Salvare Palermo vuole contribuire alla conoscenza del nostro centro storico, attraverso l’impegno e il contributo costante, del tutto volontario, dei suoi soci, riversato nelle attività che statutariamente conduce -restauri, seminari, promozione e/o partecipazione ad iniziative. Sono un esito di essi il precedente volume pubblicato nel 2015 su ‘La Vucciria tra rovine e restauri’ cui segue idealmente ora il presente ‘Albergheria tra accoglienza e rinascita’, in attesa di fare gli altri due sul Capo e sulla Kalsa.
Da tempo, fin dal Documento prodotto per l’approvazione del PPE (1993) l’associazione ritiene che il centro storico di Palermo così esteso e così ricco di storia e arte, abbia bisogno di un’analisi maggiore, e più caratterizzata dall’ascolto delle cose, siano esse documenti o pietre, di quella istituzionalmente prodotta, sia pur importanti, quali cartografie catastali e analisi tipologico-pianificatorie. «Palermo è di una complessità culturale disarmante» dice P. Cosimo Scordato, da sempre protagonista di questo quartiere, e così è.

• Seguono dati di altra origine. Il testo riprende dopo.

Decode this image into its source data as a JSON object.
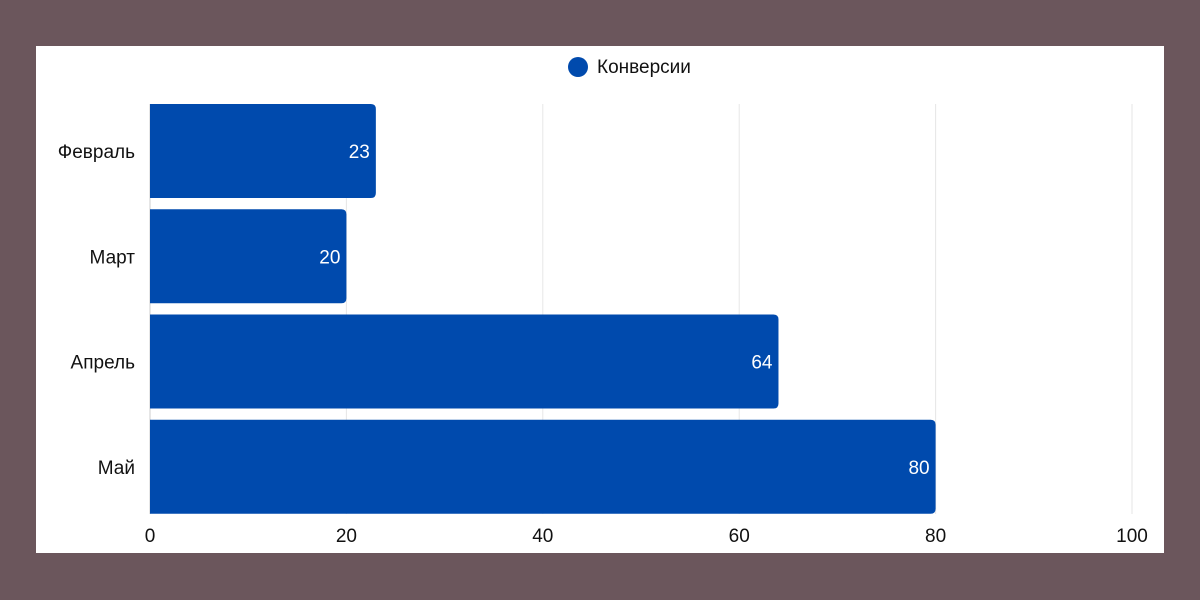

Nell’Albergheria, Ballarò, con la folla multietnica che gli gravita intorno, è la parte per il tutto, simbolo di quella identità mediterranea divenuta oggetto della Carta di Palermo 2015 sulla Mobilità Umana Internazionale, promossa dal sindaco Orlando perché si possa passare « dalla migrazione come sofferenza alla mobilità come diritto umano inalienabile» e che trova la condivisione della Fondazione e le straordinarie parole del P. Cosimo Scordato, qui pubblicate.

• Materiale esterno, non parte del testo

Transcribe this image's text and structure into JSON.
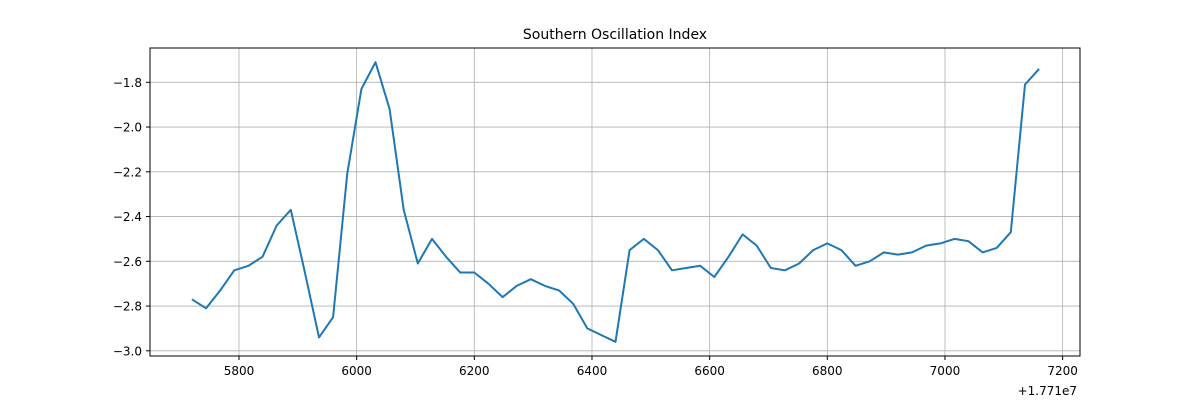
{
  "chart_data": {
    "type": "line",
    "title": "Southern Oscillation Index",
    "xlabel": "",
    "ylabel": "",
    "x_offset_label": "+1.771e7",
    "xlim": [
      5650,
      7230
    ],
    "ylim": [
      -3.025,
      -1.655
    ],
    "xticks": [
      5800,
      6000,
      6200,
      6400,
      6600,
      6800,
      7000,
      7200
    ],
    "yticks": [
      -3.0,
      -2.8,
      -2.6,
      -2.4,
      -2.2,
      -2.0,
      -1.8
    ],
    "ytick_labels": [
      "−3.0",
      "−2.8",
      "−2.6",
      "−2.4",
      "−2.2",
      "−2.0",
      "−1.8"
    ],
    "grid": true,
    "line_color": "#1f77b4",
    "series": [
      {
        "name": "Southern Oscillation Index",
        "x": [
          5720,
          5744,
          5768,
          5792,
          5816,
          5840,
          5864,
          5888,
          5912,
          5936,
          5960,
          5984,
          6008,
          6032,
          6056,
          6080,
          6104,
          6128,
          6152,
          6176,
          6200,
          6224,
          6248,
          6272,
          6296,
          6320,
          6344,
          6368,
          6392,
          6416,
          6440,
          6464,
          6488,
          6512,
          6536,
          6560,
          6584,
          6608,
          6632,
          6656,
          6680,
          6704,
          6728,
          6752,
          6776,
          6800,
          6824,
          6848,
          6872,
          6896,
          6920,
          6944,
          6968,
          6992,
          7016,
          7040,
          7064,
          7088,
          7112,
          7136,
          7160
        ],
        "values": [
          -2.77,
          -2.81,
          -2.73,
          -2.64,
          -2.62,
          -2.58,
          -2.44,
          -2.37,
          -2.65,
          -2.94,
          -2.85,
          -2.21,
          -1.83,
          -1.71,
          -1.92,
          -2.37,
          -2.61,
          -2.5,
          -2.58,
          -2.65,
          -2.65,
          -2.7,
          -2.76,
          -2.71,
          -2.68,
          -2.71,
          -2.73,
          -2.79,
          -2.9,
          -2.93,
          -2.96,
          -2.55,
          -2.5,
          -2.55,
          -2.64,
          -2.63,
          -2.62,
          -2.67,
          -2.58,
          -2.48,
          -2.53,
          -2.63,
          -2.64,
          -2.61,
          -2.55,
          -2.52,
          -2.55,
          -2.62,
          -2.6,
          -2.56,
          -2.57,
          -2.56,
          -2.53,
          -2.52,
          -2.5,
          -2.51,
          -2.56,
          -2.54,
          -2.47,
          -1.81,
          -1.74
        ]
      }
    ]
  }
}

La Fondazione fin dal 2010 si è impegnata in modi diversi per l’Albergheria e si impegna a continuare a farlo anche oltre questo volume, per il quale ringraziamo tutti quelli che vi hanno contribuito con passione e competenza. Da ogni saggio, e particolarmente da quello di Vesco, emerge la tragicità di un quartiere sfregiato dai grandi sventramenti degli anni ‘30 peraltro interrotti e mai completati, dai danni causati dai bombardamenti bellici, dal successivo abbandono con il sisma del ‘68 e, in ultimo, da un recupero rallentato dal fatto di risultare stralciato dal PPE, come chiarisce Abbate.
Ma tale processo può invertirsi attraverso quello straordinario strumento che è il Restauro di cui qui si descrivono gli interventi, apportati l’uno dalla Soprintendenza (Bellanca), gli altri dalla Fondazione stessa (Lo Giudice, Montana), alla chiesa di S. Nicolò l’Albergheria «chiesa antica, di fabrica tutta di pietre quadrate, con un campanile il più alto d’ogni altro della città» (Di Giovanni 1627).

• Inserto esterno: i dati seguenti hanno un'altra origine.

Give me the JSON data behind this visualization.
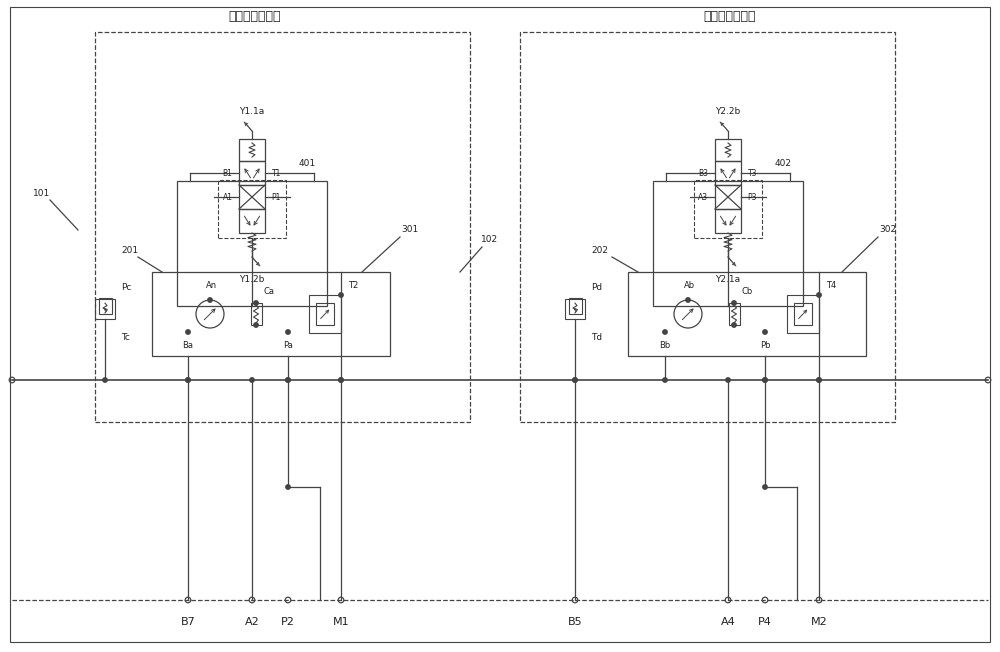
{
  "title_left": "左液压控制系统",
  "title_right": "右液压控制系统",
  "bg_color": "#ffffff",
  "lc": "#444444",
  "labels_bottom": [
    "B7",
    "A2",
    "P2",
    "M1",
    "B5",
    "A4",
    "P4",
    "M2"
  ],
  "left_valve_label_top": "Y1.1a",
  "left_valve_label_bot": "Y1.2b",
  "left_valve_num": "401",
  "right_valve_label_top": "Y2.2b",
  "right_valve_label_bot": "Y2.1a",
  "right_valve_num": "402",
  "left_ports": [
    "B1",
    "T1",
    "A1",
    "P1"
  ],
  "right_ports": [
    "B3",
    "T3",
    "A3",
    "P3"
  ],
  "left_lower_labels": [
    "An",
    "Ca",
    "T2",
    "Ba",
    "Pa",
    "Pc",
    "Tc"
  ],
  "right_lower_labels": [
    "Ab",
    "Cb",
    "T4",
    "Bb",
    "Pb",
    "Pd",
    "Td"
  ],
  "ref_nums_left": [
    "201",
    "101",
    "301",
    "102"
  ],
  "ref_nums_right": [
    "202",
    "302"
  ]
}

Restauro oggi da intendersi nel senso di una “Conservazione integrata” (1975) con il raggiungimento della massima qualità di materia costruita, la riqualificazione degli spazi all’insegna della contemporaneità e il governo, sapiente, delle funzionalità appropriate; il tutto nello spirito della Convenzione di Faro (2011, 2020).
La Fondazione è lieta di consegnare questo ulteriore tassello alla valorizzazione di questa parte di città che, ad alta concentrazione di persone e famiglie di origine immigrata, ha posto le basi per trovare equilibrati modelli di convivenza civile.